CEO David Zaslav will take on the leading role of the Streaming & Studios company, while CFO Gunnar Wiedenfels will become the President of Global Networks.
. . . 'Inevitably, Gunnar will look at CNN and decide he can maintain relatively similar profits at a mere fraction of the cost,' Dylan Byers, a former CNN reporter who now works for Puck, wrote in an opinion piece.
'This will have perceptible ramifications on the talent side. Why, for instance, would Gunnar pay Anderson Cooper $18 million a year when Kaitlan Collins draws the same ratings at roughly a fifth of the salary?'
In other words, CNN can fire Anderson Cooper, Jake Tapper, and Wolf Blitzer, but they can keep Kaitlan Collins, an even more mediocre figure, who will appeal to the same audience for much less money. Not only that, but Collins herself has gamed this out: a normal person looking at potential layoffs by their employer might hesitate before pulling the trigger on a multimillion-dollar vacation home. But Collins figures it's the top-dollar talent who'll be on the way out, not her.This also resonates with the actual psychology of corporate downsizing. When the committee of people who decide who goes and who stays gets together, they look at the candidates one by one and say, "Smith? He doesn't do much, but we know nobody else would hire him. We can't lay him off." On the other hand, they look at a top performer and say, "Johnson? Heck, he could get a job anywhere. He'll land on his feet. He's the one we can let go and not feel bad about it."

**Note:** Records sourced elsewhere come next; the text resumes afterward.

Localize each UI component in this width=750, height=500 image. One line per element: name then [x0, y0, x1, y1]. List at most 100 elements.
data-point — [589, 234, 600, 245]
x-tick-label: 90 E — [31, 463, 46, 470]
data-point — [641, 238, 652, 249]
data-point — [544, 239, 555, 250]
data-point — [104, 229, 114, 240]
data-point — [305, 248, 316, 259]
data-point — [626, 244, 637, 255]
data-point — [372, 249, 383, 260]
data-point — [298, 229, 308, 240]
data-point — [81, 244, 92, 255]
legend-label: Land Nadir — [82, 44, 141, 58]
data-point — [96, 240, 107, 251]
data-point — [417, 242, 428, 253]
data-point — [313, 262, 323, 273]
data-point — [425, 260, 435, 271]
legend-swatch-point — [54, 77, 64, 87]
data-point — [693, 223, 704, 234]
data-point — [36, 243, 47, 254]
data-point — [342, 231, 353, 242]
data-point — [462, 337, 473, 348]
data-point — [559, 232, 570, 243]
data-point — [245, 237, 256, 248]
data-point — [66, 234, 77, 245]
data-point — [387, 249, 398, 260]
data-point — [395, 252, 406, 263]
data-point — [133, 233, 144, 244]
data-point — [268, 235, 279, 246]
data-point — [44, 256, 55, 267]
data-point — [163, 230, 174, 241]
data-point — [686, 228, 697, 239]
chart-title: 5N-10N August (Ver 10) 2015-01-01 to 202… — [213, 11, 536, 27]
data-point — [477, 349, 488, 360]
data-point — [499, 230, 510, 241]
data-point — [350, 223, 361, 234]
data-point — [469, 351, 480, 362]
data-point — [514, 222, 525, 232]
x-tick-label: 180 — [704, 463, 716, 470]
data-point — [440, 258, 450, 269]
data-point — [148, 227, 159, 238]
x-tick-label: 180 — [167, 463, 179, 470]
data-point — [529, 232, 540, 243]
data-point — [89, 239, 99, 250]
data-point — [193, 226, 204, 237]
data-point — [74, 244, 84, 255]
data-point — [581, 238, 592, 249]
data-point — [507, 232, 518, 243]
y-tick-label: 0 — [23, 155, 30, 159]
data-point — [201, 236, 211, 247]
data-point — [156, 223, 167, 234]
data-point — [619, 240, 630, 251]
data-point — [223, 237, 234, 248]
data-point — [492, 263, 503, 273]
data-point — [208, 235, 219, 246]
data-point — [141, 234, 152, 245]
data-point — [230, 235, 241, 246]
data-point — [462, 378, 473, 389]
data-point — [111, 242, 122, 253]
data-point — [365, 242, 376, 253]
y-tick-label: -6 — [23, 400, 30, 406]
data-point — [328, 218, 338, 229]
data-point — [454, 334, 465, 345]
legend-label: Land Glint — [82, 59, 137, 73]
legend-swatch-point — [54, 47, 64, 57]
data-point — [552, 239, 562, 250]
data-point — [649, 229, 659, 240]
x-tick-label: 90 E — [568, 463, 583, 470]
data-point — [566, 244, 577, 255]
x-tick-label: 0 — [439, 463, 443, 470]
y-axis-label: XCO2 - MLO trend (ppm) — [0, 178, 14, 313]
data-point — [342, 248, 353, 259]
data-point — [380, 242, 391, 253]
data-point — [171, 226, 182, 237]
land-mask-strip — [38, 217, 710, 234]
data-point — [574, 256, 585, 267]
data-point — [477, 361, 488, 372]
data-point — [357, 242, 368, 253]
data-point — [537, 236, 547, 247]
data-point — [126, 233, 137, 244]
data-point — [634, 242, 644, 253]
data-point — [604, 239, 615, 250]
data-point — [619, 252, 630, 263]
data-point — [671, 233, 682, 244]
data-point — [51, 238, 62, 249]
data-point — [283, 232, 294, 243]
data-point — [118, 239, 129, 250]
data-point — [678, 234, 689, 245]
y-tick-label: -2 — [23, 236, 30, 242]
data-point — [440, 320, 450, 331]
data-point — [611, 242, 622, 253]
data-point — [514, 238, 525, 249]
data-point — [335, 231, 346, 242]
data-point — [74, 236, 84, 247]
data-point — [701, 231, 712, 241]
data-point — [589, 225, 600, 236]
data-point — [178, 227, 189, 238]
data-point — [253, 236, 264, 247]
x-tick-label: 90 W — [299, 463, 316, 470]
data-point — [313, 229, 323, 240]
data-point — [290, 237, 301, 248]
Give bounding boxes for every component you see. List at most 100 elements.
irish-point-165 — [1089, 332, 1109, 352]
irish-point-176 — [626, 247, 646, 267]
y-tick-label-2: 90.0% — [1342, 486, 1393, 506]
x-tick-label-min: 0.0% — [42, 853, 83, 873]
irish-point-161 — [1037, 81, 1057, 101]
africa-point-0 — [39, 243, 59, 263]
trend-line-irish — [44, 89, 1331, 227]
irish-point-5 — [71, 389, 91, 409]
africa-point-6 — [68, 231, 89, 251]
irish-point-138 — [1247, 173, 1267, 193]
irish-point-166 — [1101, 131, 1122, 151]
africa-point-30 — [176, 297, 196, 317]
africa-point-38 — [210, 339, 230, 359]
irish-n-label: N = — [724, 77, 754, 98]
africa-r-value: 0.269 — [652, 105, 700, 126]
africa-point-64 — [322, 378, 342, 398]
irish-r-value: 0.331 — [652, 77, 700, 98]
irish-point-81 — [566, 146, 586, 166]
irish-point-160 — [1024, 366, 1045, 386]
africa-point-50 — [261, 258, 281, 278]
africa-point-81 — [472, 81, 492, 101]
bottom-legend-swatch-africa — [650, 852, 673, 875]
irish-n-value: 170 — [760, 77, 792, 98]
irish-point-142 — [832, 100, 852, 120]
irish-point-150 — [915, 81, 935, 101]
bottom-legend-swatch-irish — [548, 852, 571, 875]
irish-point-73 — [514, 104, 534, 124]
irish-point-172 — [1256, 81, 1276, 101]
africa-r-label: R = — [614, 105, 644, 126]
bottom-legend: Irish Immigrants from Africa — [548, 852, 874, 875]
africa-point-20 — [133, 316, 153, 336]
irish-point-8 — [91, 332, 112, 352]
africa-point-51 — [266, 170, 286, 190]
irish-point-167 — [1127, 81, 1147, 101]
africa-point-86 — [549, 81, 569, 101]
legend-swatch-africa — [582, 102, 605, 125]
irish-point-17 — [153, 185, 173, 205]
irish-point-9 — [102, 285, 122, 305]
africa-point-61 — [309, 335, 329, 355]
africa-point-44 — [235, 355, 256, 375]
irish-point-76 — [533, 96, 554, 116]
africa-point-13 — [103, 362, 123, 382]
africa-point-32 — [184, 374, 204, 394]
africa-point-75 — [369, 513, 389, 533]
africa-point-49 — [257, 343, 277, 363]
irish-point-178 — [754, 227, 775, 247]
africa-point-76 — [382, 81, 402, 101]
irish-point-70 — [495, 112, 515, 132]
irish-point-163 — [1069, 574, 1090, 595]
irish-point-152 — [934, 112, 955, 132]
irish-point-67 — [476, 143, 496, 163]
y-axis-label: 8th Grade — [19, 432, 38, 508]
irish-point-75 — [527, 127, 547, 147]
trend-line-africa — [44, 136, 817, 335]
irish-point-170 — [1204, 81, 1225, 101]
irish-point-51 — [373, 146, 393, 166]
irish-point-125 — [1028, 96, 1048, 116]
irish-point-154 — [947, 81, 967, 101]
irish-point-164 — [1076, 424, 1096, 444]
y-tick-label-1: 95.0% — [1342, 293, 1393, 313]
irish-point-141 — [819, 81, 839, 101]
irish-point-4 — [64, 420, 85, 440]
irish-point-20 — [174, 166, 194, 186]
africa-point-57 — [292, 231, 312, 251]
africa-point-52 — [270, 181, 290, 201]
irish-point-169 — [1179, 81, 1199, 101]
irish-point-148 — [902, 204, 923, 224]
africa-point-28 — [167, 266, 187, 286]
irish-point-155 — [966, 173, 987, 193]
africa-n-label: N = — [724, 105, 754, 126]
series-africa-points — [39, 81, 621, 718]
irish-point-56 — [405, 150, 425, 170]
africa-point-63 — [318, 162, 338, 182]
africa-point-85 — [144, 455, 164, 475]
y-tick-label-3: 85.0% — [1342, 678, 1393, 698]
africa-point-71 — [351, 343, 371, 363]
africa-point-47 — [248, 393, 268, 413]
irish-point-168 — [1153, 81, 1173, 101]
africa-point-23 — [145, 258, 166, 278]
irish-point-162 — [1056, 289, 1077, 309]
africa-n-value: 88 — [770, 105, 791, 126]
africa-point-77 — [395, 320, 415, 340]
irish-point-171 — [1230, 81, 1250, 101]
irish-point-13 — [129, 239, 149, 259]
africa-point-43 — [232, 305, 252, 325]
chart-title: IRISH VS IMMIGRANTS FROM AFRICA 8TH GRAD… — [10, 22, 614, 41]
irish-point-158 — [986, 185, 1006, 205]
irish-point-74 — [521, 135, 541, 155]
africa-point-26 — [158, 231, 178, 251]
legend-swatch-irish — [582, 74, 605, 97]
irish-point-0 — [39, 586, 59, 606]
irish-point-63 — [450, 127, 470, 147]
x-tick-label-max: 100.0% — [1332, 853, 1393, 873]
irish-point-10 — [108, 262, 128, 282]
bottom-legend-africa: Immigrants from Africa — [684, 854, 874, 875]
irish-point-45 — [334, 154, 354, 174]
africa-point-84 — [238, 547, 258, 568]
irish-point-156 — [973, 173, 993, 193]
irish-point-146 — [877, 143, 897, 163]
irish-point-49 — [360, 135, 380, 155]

Thus Kaitlan Collins. When I did a web search on her, the problem of her smirk kept surfacing:
In 2023, Reddit users questioned if Collins ever had work done on her lips, citing their sharp corners. "To me her lips are so distracting the way they are always curled up on the ends," one Reddit user wrote. "Is it natural or manufactured?" Other commenters chimed with their thoughts about Collins' possible alterations to her appearance, adding that she might have had cosmetic surgery in areas like her mouth and nose. "There is definitely something totally weird about her lips," another user said. "To me at least the edges of her lips have what I would call little 'winglets' like you see at the end of the wings on a commercial plane. And that nose is really strange."
This brings me to how someone like that could be allowed in front of the cameras at a major network. This past year, there was a pseudo-controversy on On Patrol: Live over whether Dan Abrams, who had started a beard and was beginning to look distinguished in a rabbinical way, should shave it off. Sean "Sticks" Larkin, a popular alumnus of the show, reappeared to deliver the message, almost certainly from mahogany row, which went something like this: "The little I've learned about television, Dan, is that there are three key ingredients, lighting, makeup, and camera angle. It's gonna have to go." And of course, it did.So how could television executives allow someone with a face like Kaitlan Collins, taking key considerations like lighting, makeup, and camera angle into consideration, in front of the camera? It somehow has to do with the nature of mediocrity, I have a sense. They can always fire the big-ticket talking heads, but they'll stick with mediocrity. At least until they can't -- but mediocrity will still get a long run. My dream told me that.